Monsieur le président, mes chers collègues, quand le Premier ministre nous a assuré que la révision constitutionnelle de juillet 2008 apporterait « un véritable poids démocratique au Parlement », le pensait-il vraiment ? Quelle que soit la réponse que l'histoire apportera à cette question, il faut admettre que, si cette révision visait bien l'Assemblée nationale, c'était en fait pour l'asservir à la volonté de l'exécutif.

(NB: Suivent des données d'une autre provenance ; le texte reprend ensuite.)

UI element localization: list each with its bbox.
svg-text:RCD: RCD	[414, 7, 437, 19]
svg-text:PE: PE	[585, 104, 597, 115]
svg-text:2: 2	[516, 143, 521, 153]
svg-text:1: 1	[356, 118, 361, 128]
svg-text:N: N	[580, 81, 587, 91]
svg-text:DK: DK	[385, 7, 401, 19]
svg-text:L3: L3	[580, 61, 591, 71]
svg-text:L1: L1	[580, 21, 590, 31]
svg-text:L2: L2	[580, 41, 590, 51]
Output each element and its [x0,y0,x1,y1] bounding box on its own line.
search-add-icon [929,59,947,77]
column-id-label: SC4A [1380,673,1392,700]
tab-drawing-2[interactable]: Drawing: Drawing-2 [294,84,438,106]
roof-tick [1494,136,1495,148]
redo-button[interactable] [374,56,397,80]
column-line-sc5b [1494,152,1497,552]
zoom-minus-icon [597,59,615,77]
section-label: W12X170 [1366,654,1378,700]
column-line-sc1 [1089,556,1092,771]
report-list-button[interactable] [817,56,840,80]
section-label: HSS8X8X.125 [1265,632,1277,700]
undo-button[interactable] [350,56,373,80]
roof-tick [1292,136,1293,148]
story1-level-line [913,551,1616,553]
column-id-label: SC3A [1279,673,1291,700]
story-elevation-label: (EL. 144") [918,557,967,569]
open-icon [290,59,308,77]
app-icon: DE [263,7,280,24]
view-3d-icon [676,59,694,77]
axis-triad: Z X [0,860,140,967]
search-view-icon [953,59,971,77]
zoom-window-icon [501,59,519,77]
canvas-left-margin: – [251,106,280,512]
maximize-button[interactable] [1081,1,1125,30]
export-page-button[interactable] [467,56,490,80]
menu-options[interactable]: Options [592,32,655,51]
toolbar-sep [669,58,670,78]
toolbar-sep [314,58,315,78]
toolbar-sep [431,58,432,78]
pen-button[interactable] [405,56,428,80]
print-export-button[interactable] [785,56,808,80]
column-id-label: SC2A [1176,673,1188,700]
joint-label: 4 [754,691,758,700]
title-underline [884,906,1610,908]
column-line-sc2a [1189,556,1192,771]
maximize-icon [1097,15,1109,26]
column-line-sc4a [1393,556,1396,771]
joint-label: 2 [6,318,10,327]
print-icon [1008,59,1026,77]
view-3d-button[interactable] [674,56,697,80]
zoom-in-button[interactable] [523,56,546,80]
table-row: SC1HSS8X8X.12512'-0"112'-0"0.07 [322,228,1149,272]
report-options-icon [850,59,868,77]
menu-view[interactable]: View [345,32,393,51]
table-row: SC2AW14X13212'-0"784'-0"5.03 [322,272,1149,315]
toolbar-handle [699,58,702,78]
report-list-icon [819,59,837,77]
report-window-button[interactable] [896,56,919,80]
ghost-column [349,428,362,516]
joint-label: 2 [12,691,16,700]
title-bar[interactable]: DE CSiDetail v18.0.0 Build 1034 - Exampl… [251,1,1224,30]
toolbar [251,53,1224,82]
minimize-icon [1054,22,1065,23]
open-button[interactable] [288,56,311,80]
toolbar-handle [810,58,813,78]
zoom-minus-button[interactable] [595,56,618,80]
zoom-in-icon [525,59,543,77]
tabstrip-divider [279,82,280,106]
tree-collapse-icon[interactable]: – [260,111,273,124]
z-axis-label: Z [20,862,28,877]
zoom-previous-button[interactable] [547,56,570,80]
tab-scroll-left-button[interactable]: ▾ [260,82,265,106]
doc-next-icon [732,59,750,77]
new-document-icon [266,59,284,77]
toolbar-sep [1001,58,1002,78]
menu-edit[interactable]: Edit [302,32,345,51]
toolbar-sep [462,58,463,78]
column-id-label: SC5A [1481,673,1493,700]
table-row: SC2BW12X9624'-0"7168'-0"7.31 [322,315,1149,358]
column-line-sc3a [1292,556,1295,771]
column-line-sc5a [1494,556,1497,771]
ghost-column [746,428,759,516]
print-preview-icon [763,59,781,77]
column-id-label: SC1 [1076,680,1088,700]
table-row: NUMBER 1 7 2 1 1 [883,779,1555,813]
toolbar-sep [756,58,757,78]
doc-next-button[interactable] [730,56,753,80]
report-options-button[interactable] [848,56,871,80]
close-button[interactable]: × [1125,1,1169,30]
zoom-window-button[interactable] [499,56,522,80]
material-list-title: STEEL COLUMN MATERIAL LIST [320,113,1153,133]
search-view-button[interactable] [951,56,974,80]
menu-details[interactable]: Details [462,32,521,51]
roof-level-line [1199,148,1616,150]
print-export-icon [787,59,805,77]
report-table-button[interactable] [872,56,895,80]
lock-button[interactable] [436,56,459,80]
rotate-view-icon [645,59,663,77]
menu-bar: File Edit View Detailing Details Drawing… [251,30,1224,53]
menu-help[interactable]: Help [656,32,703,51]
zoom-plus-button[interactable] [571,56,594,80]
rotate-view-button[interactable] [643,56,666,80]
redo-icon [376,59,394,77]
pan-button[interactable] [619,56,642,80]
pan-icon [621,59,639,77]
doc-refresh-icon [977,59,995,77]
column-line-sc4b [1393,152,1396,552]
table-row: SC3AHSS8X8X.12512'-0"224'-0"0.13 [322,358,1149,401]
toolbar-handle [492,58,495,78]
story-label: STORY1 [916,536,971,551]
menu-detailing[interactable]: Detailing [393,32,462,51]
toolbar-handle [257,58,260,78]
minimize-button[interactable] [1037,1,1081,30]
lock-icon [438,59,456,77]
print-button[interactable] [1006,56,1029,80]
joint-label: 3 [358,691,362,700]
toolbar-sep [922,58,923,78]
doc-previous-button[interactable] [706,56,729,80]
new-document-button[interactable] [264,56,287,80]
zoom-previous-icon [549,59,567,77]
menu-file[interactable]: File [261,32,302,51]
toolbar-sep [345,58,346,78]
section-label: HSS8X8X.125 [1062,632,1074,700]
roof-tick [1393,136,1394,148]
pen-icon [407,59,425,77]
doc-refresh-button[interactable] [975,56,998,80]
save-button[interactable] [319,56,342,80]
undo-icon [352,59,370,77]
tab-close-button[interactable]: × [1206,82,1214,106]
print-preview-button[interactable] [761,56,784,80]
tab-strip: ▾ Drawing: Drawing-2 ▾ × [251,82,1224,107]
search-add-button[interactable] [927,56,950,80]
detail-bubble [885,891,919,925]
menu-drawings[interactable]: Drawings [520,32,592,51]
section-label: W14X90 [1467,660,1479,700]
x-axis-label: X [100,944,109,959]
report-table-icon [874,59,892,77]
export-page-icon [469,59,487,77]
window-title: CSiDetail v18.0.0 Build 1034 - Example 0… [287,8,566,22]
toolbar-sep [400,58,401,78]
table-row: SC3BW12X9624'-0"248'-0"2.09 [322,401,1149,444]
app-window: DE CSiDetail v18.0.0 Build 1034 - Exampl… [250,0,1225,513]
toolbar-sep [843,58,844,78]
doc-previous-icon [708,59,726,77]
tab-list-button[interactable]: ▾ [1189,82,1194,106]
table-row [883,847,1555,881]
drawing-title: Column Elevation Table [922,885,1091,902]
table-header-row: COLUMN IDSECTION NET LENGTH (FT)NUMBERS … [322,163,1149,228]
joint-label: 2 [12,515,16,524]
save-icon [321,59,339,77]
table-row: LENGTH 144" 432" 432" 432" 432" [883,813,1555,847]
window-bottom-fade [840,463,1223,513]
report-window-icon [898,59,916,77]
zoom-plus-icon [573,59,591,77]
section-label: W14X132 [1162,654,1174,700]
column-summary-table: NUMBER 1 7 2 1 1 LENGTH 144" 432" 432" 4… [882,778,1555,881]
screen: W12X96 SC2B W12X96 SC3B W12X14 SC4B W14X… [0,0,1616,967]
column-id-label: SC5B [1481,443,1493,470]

Il m'appartient, avec mes collègues de l'opposition, de vous rappeler la lourde responsabilité que nous impose notre qualité d'élus de la nation et de représentants du peuple désignés par le suffrage universel. Nous sommes démocratiquement investis de la charge souveraine de veiller à la préservation des droits et des libertés, en refusant toute atteinte à l'État de droit et à son expression démocratique. Telle est notre légitimité.
Aux questions qui doivent nous imprégner lorsque nous légiférons sur le sens de la loi, sur sa qualité et sur son applicabilité, s'en ajoute une qui porte sur le fondement même du régime parlementaire : exprimons-nous l'intérêt général ? Lorsque la loi devient l'instrument d'une stratégie politique, un artifice en quelque sorte, et plus encore lorsque les modalités de son vote font l'objet d'une instrumentalisation partisane, il s'agit d'un manquement grave aux principes démocratiques et au mandat que les citoyens nous ont confié.
Votre réforme est-elle, oui ou non, un progrès pour le fonctionnement de l'Assemblée, pour son organisation, pour son travail, et donc pour notre démocratie – ce qui constituerait la seule évolution que nous puissions accepter ? Je dois répondre par la négative, avec regret, car j'aime notre Assemblée nationale et que je suis fier de participer, le plus et le mieux possibles, à l'oeuvre législative, parce que je veux rester fidèle à ceux qui m'ont élu.
Une réforme censée revitaliser notre assemblée ne peut naître de la mort programmée des droits du Parlement, qui résultera de la réduction de ceux de l'opposition.